Knowledge settled into him—not violently, not completely—but like a manual gently placed into memory. Diagrams. Circulation routes. Cycles upon cycles of five-element coordination.
Complete.
Finished.
Emperor-grade.
Lu Haotian licked his dry lips.
"So it's… not about forcing qi," he murmured. "It's always about balance."
The idea clicked immediately.
His mixed roots—once mocked as useless—suddenly felt… perfect.
He didn't hesitate.
Crossing his legs, Lu Haotian sat down on the chamber floor.
"Alright," he muttered, nervous excitement creeping into his voice. "Let's try one cycle."
He guided his qi carefully.
Earth first—stable, wide, reinforcing his newly reshaped meridians.
Metal followed, sharpening flow without cutting.
Water filled the spaces naturally, preventing leakage.
Wind accelerated circulation, smoothly, obediently.
Fire came last.
Controlled.
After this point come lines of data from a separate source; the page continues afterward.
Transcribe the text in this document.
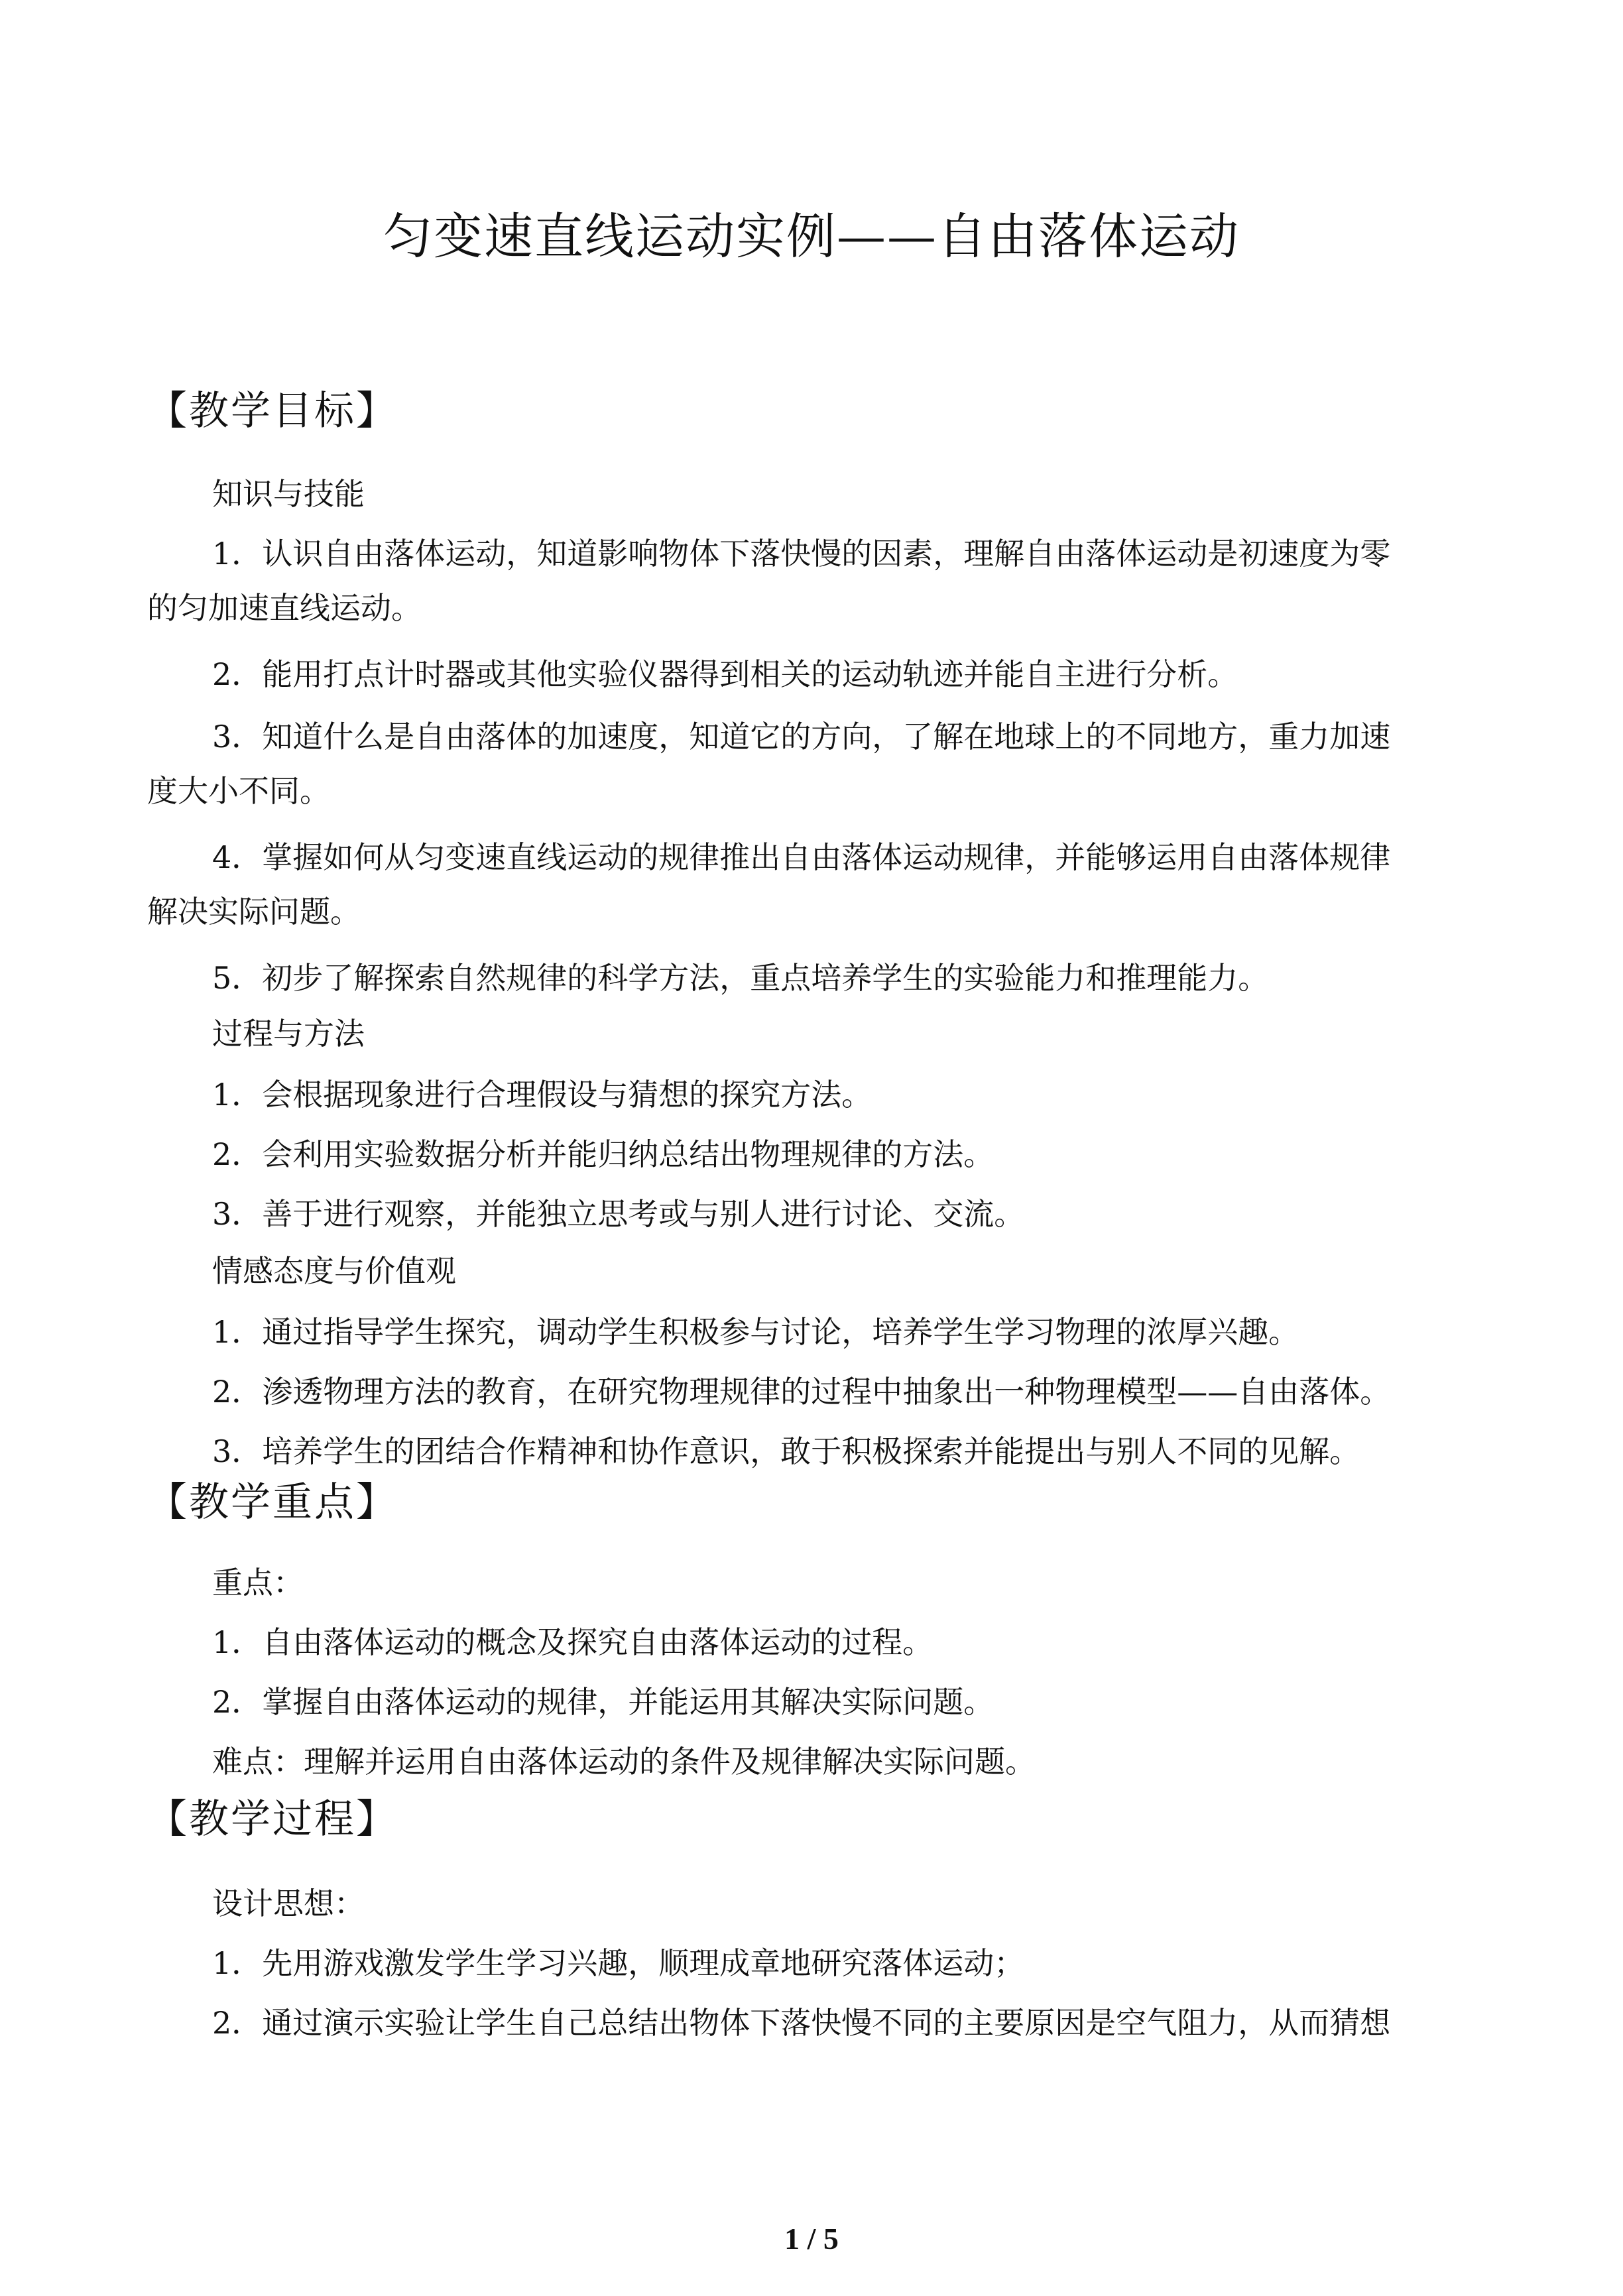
匀变速直线运动实例——自由落体运动
【教学目标】
知识与技能
1．认识自由落体运动，知道影响物体下落快慢的因素，理解自由落体运动是初速度为零
的匀加速直线运动。
2．能用打点计时器或其他实验仪器得到相关的运动轨迹并能自主进行分析。
3．知道什么是自由落体的加速度，知道它的方向，了解在地球上的不同地方，重力加速
度大小不同。
4．掌握如何从匀变速直线运动的规律推出自由落体运动规律，并能够运用自由落体规律
解决实际问题。
5．初步了解探索自然规律的科学方法，重点培养学生的实验能力和推理能力。
过程与方法
1．会根据现象进行合理假设与猜想的探究方法。
2．会利用实验数据分析并能归纳总结出物理规律的方法。
3．善于进行观察，并能独立思考或与别人进行讨论、交流。
情感态度与价值观
1．通过指导学生探究，调动学生积极参与讨论，培养学生学习物理的浓厚兴趣。
2．渗透物理方法的教育，在研究物理规律的过程中抽象出一种物理模型——自由落体。
3．培养学生的团结合作精神和协作意识，敢于积极探索并能提出与别人不同的见解。
【教学重点】
重点：
1．自由落体运动的概念及探究自由落体运动的过程。
2．掌握自由落体运动的规律，并能运用其解决实际问题。
难点：理解并运用自由落体运动的条件及规律解决实际问题。
【教学过程】
设计思想：
1．先用游戏激发学生学习兴趣，顺理成章地研究落体运动；
2．通过演示实验让学生自己总结出物体下落快慢不同的主要原因是空气阻力，从而猜想
1 / 5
Focused.
The effect was immediate.
Lu Haotian's eyes widened.
Qi moved faster.
Not recklessly—efficiently.
A single circulation cycle that once took hours before… finished in moments.
Again.
Faster.
Again.
His dantian vibrated as qi poured through it in perfectly ordered waves. The five elements rotated endlessly, each lending strength to the next without conflict.
Lu Haotian's lips parted in shock.
"This is cheating," he whispered.
Qi flooded in from the surroundings, drawn by the harmony he had already achieved during the trial. His cultivation surged.
Eighth layer… stabilized.
Then pushed.
Lu Haotian clenched his fists, grinning despite the strain. His body ached, but it was the good kind—the kind that said you're growing.
"So this is what emperor-grade feels like," he breathed.
The scripture did not urge him forward.
It did not scream.
It simply worked.
And for the first time in his life, Lu Haotian felt it clearly—
He wasn't chasing others anymore.
He was on a path built exactly for him.